Don Mattia, negli ultimi giorni è tornato d’attualità il fenomeno degli sbarchi dei migranti in Italia attraverso il canale di Sicilia, qual è la situazione?

«Tutti i giorni ci sono persone in mare che rischiano il naufragio. E in una vasta area di mare non sono presenti le navi delle Ong. E quindi il dramma è quello delle persone abbandonate a se stesse, l’altro dramma, spesso dimenticato, ma continuamente presente, è quello dei respingimenti operati dalla cosiddetta guardia costiera libica, fortemente infiltrata dalla mafia libica. Si mette molta attenzione sulle Ong, ma il vero dramma sono i respingimenti, con persone catturate e riportate nei lager in Libia».

Lei è un sacerdote «pescatore di uomini» perché salva le persone che rischiano di annegare per arrivare in Italia?
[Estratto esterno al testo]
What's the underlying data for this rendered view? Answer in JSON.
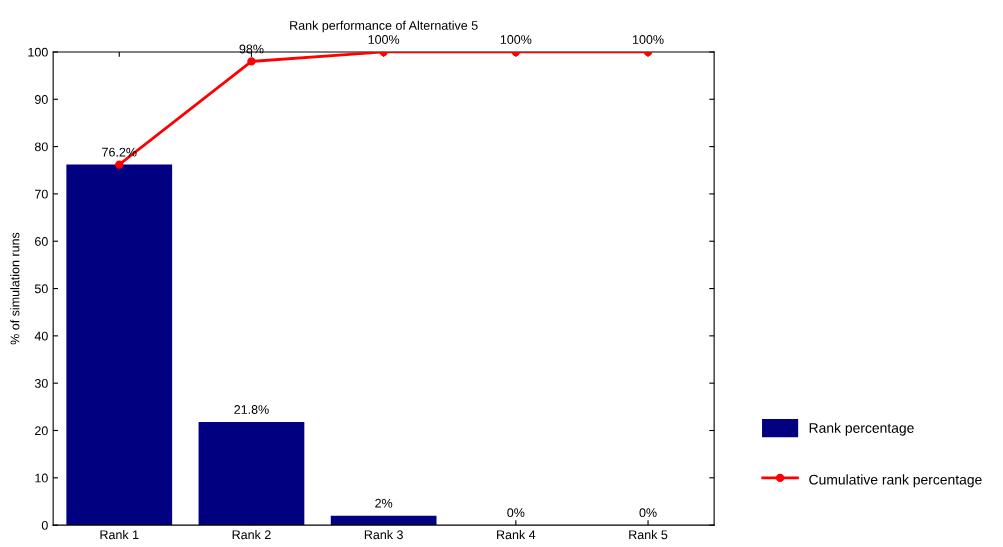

«Questo è quello che fanno le nostre organizzazioni, attraverso la nostra nave e non solo. Abbiamo tante reti affinché il soccorso avvenga con tutte le navi che si trovano in zona, affinché adempiano all’obbligo di soccorso. Abbiamo tanti contatti con i ragazzi che si trovano in Libia, molti ci chiamano disperati, sono torturati, portano sul corpo segni impressionanti e ci chiamano per essere riconosciuti come fratelli e sorelle. Noi chiediamo che siano evacuati dalla Libia senza dover traversare il mare dove rischiano il naufragio. Servono canali sicuri, corridoi umanitari».
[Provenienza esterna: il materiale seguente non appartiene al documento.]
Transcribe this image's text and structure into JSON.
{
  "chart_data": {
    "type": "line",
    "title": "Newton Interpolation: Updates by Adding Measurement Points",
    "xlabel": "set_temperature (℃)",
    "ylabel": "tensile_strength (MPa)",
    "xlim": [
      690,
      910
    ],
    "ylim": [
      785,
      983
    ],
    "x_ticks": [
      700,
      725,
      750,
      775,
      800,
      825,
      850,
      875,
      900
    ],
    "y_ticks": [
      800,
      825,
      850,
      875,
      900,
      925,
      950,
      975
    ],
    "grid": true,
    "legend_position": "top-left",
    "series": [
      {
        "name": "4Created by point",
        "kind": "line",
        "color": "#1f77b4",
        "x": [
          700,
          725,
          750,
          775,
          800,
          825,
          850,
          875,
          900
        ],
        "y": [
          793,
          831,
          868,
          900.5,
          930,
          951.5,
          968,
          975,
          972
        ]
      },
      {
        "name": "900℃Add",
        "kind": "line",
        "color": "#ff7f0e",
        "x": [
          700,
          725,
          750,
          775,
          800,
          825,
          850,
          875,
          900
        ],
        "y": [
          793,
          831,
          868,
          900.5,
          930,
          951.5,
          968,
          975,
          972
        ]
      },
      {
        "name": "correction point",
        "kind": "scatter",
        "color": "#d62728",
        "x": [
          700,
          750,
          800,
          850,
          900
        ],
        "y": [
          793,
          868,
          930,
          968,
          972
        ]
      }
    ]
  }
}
Si accusano le Ong di collaborare con i trafficanti di esseri umani. Lei a questo proposito ha scritto anche una lettera pubblicata da Avvenire.
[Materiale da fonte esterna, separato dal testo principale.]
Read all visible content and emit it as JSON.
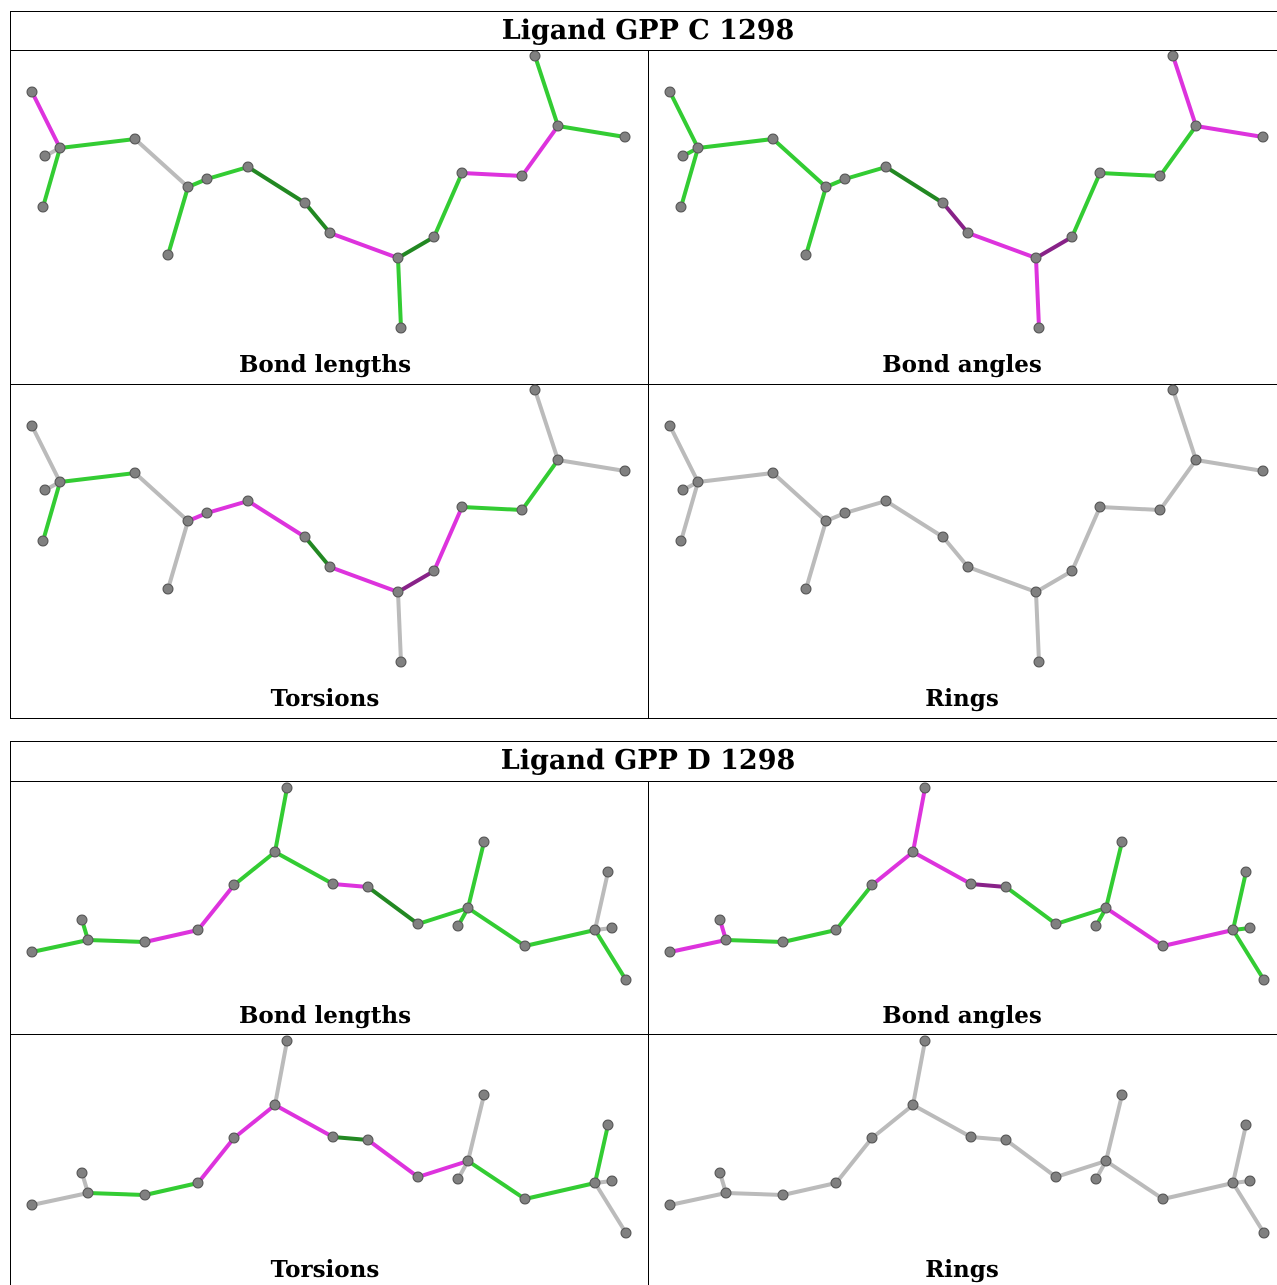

«Sono intervenuto nel dibattito, a nome di tutta questa famiglia, perché tale accusa è gravemente diffamatoria per tutti, ma è offensiva doppiamente per tutte quelle persone che, come me, sono ufficialmente sotto minaccia della mafia libica e per questo posti dallo Stato sotto forme di tutela. Questa propaganda di chi fa il gioco? Direi proprio della mafia libica, perché bersaglia coloro che la mafia ha scelto come nemici».

Lei ha invitato gli italiani a vigilare per una pandemia spirituale. Parla del rischio della «peste del cuore», che significa?

«È una metafora che mi sono permesso di prendere dall’arcivescovo di Palermo Corrado Lorefice. Significa che non ci sono solamente le epidemie che abbiamo sperimentato e in parte stiamo ancora sperimentando, ma ci sono anche le malattie spirituali, le malattie del cuore umano. E in particolare c’è questa peste che prende il nostro cuore e gli fa credere che saremo più felici se ci chiudiamo in noi stessi e nel nostro benessere e quindi se escludiamo il povero, il migrante, il disabile e la persona che, per qualunque motivo, ci sembra diversa o che, per qualunque motivo, ci sembra un potenziale pericolo per la nostra ricchezza. È una peste che crea sofferenza, non solo in chi viene escluso, ma anche in noi stessi. Queste persone si illudono di trovare la felicità, ma in realtà si scoprono sempre più inquiete, sempre più tristi. Invece la vita, e per noi cristiani il Vangelo, ci mostra chiaramente che la felicità si trova esattamente dall’altra parte, nello spendere la propria vita nell’amore universale».